"I see your point." Kinnison nodded. "Probably I would have ordered a mental examination. And the Palainians are even worse. People—if you can call them that—who live on Pluto and like it! Entities so alien that nobody, as far as I know, understands them. But you don't have to go even that far from home to locate a job of unscrewing the inscrutable. Who, what, and why—and for how long—was Gray Roger? And, not far behind him, is this young Bergenholm of yours. And by the way, you never did give me the lowdown on how come it was the 'Bergenholm', and not the 'Rodebush-Cleveland', that made trans-galactic commerce possible and caused nine-tenths of our headaches. As I get the story, Bergenholm wasn't—isn't—even an engineer."

"Didn't I? Thought I did. He wasn't, and isn't. Well, the original Rodebush-Cleveland free drive was a killer, you know...."

"How I know!" Kinnison exclaimed, feelingly.

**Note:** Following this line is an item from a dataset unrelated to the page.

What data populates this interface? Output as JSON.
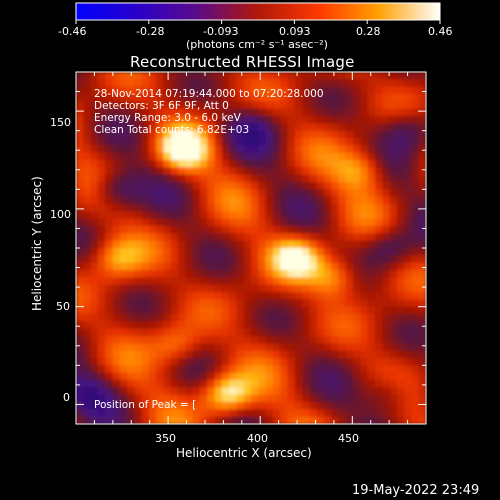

"They beat their brains out and ate their hearts out for months, without getting it any better. Then, one day, this kid Bergenholm ambles into their shop—big, awkward, stumbling over his own feet. He gazes innocently at the thing for a couple of minutes, then says:

"'Why don't you use uranium instead of iron and rewind it so it will put out a wave-form like this, with humps here, and here; instead of there, and there?' and he draws a couple of free-hand, but really beautiful curves.

"'Why should we?' they squawk at him.

"'Because it will work that way,' he says, and ambles out as unconcernedly as he came in. Can't—or won't—say another word.

"Well in sheer desperation, they tried it—and it WORKED! And nobody has ever had a minute's trouble with a Bergenholm since. That's why Rodebush and Cleveland both insisted on the name."

"I see; and it points up what I just said. But if he's such a mental giant, why isn't he getting results with his own problem, the meteor? Or is he?"

"No ... or at least he wasn't as of last night. But there's a note on my pad that he wants to see me sometime today—suppose we have him come in now?"